[Federal Register: November 7, 2008 (Volume 73, Number 217)]
[Notices]
[Page 66275]
From the Federal Register Online via GPO Access [wais.access.gpo.gov]
[DOCID:fr07no08-84]
-----------------------------------------------------------------------
DEPARTMENT OF LABOR
Employment and Training Administration
[TA-W-63,574]
Albany International Research Company, Mansfield, MA; Notice of
Negative Determination Regarding Application for Reconsideration
By application postmarked September 30, 2008, a company official
requested administrative reconsideration of the Department's negative
determination regarding eligibility to apply for Trade Adjustment
Assistance (TAA), applicable to workers and former workers of the
subject firm. The denial notice was signed on August 18, 2008 and
published in the Federal Register on September 3, 2008 (73 FR 51530).
Pursuant to 29 CFR 90.18(c) reconsideration may be granted under
the following circumstances:
(1) If it appears on the basis of facts not previously considered
that the determination complained of was erroneous;
(2) If it appears that the determination complained of was based on
a mistake in the determination of facts not previously considered; or
(3) If in the opinion of the Certifying Officer, a
misinterpretation of facts or of the law justified reconsideration of
the decision.
The negative TAA determination issued by the Department for workers
of Albany International Research Company, Mansfield, Massachusetts was
based on the finding that imports of prototype fabrics did not
contribute importantly to worker separations at the subject plant and
there was no shift of production to a foreign country during the
relevant period. The ``contributed importantly'' test is generally
demonstrated through a survey of the workers' firm's declining domestic
customers. In this instance, the subject firm did not sell prototype
fabrics to outside domestic customers, thus a survey was not conducted.
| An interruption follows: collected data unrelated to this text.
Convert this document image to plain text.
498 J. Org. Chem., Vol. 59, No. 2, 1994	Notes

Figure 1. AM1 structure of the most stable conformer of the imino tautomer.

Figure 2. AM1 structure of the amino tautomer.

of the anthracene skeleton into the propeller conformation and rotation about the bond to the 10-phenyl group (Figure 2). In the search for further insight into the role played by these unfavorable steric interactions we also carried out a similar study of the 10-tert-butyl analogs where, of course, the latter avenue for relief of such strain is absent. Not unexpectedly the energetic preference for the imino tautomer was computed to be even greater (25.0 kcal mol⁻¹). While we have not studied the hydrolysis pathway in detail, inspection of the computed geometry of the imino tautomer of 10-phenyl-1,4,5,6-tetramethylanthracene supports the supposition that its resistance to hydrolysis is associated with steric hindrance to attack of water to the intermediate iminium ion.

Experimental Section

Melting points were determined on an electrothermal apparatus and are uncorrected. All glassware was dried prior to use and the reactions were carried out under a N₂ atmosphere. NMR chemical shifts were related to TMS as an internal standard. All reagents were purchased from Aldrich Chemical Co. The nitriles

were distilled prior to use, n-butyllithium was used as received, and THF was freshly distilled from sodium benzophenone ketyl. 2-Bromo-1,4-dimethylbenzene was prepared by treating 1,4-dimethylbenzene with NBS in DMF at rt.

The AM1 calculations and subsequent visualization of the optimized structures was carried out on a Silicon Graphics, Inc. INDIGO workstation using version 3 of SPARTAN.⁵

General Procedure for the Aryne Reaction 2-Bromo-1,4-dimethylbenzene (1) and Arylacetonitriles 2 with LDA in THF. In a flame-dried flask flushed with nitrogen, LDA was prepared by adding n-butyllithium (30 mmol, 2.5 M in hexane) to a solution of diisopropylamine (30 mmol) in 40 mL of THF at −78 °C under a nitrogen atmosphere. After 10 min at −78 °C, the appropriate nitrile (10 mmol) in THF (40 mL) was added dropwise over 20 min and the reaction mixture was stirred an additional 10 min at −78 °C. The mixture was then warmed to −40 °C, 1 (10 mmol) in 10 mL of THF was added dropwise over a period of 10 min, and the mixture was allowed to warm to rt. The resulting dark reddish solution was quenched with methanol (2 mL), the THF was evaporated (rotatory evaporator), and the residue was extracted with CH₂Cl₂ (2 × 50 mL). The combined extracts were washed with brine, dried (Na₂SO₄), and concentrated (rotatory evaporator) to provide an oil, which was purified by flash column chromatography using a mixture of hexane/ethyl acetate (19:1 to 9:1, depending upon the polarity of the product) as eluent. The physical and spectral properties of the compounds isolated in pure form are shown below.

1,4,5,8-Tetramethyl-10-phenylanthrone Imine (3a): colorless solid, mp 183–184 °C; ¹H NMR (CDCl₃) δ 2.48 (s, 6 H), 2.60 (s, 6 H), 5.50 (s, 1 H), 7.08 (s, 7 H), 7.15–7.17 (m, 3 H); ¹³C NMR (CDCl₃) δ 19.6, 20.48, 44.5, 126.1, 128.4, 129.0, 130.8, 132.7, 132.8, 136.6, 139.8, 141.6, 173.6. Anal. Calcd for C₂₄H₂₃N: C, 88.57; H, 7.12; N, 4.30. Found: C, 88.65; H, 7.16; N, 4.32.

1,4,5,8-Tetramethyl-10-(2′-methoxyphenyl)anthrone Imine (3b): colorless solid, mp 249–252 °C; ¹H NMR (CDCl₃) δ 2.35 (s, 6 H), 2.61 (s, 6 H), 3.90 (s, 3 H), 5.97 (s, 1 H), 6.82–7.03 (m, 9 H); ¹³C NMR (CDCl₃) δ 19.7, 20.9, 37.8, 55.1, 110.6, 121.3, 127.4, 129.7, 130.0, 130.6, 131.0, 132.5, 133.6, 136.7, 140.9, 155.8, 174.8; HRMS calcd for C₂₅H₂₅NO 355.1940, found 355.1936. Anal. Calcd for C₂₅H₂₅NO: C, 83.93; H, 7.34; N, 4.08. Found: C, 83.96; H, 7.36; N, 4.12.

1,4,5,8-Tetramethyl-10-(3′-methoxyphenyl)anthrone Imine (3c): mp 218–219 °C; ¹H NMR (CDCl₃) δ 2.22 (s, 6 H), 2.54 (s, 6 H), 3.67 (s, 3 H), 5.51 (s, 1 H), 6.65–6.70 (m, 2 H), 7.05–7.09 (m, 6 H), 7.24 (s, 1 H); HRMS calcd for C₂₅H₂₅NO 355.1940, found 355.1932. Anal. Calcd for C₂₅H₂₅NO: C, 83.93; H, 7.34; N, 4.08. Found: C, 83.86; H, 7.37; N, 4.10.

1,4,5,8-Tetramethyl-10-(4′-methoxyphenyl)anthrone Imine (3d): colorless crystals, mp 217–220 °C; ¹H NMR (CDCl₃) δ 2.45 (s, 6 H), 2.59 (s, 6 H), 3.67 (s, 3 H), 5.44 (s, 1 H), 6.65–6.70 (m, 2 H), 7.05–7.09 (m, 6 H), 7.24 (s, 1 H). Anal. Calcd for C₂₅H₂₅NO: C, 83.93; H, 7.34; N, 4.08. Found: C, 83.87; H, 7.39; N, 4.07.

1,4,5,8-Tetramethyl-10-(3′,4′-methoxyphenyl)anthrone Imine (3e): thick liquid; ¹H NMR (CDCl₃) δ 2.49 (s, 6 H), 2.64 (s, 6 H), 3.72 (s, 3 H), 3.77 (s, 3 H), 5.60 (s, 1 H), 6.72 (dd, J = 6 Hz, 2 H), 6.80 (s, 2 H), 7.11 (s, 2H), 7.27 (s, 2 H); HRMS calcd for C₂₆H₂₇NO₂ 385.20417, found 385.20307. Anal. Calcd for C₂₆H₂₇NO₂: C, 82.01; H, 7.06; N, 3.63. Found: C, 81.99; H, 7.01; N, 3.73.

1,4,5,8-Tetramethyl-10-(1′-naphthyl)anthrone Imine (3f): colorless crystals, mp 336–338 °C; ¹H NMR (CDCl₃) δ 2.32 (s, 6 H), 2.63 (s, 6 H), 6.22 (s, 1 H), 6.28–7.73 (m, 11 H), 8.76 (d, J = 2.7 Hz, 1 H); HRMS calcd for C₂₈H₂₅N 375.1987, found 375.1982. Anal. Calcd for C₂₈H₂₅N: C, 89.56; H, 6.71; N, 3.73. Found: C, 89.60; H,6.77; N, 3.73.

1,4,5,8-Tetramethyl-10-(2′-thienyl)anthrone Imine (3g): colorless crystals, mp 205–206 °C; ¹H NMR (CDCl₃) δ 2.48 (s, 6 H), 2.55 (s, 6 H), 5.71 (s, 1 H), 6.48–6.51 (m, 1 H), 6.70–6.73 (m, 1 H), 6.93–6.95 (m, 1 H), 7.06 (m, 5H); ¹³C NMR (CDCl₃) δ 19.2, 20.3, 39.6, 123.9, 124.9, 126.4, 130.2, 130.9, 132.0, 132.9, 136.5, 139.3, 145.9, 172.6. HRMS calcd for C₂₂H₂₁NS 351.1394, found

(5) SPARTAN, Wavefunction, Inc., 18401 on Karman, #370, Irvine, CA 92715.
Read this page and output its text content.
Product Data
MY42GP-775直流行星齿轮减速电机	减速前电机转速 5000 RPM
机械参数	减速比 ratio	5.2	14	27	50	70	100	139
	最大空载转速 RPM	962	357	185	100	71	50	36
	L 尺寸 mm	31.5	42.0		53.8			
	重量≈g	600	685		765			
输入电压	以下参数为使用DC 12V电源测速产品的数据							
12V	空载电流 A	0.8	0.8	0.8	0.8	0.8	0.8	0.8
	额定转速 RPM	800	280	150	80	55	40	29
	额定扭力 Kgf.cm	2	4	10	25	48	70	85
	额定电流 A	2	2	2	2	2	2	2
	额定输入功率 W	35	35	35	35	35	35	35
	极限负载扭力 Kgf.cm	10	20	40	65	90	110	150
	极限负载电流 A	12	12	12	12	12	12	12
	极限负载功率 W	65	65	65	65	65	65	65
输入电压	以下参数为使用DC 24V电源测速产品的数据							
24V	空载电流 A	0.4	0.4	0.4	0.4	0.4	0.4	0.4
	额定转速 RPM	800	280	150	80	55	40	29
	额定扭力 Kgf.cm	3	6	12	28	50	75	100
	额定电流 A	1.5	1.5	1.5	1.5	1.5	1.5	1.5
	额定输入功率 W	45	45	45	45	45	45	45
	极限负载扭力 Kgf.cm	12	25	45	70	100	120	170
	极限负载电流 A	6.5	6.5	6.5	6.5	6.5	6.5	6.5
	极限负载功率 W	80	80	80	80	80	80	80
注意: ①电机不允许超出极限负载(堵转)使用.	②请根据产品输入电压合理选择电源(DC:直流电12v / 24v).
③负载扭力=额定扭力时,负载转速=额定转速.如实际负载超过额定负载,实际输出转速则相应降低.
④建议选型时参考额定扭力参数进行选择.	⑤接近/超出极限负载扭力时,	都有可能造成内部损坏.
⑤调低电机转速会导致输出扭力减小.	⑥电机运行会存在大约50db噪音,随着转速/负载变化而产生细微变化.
The subject firm did not import prototype fabrics into the United
States during the relevant period.
In the request for reconsideration the petitioner states that
employment at the subject facility will be negatively impacted by a
shift in a portion of Research and Development work to England.
According to the company official, the shift will be taking place on
December 31, 2008.
When assessing eligibility for TAA, the Department exclusively
considers import impact during the relevant time period (one year prior
to the date of the petition). Events occurring on December 31, 2008 are
outside of the relevant time period as established by the petition date
of June 19, 2008, and thus cannot be considered in this investigation.
Should conditions change in the future, the company is encouraged
to file a new petition on behalf of the worker group which will
encompass an investigative period that will include these changing
conditions.
Conclusion
After review of the application and investigative findings, I
conclude that there has been no error or misinterpretation of the law
or of the facts which would justify reconsideration of the Department
of Labor's prior decision. Accordingly, the application is denied.
Signed in Washington, DC, this 22nd day of October 2008.
Elliott S. Kushner,
Certifying Officer, Division of Trade Adjustment Assistance.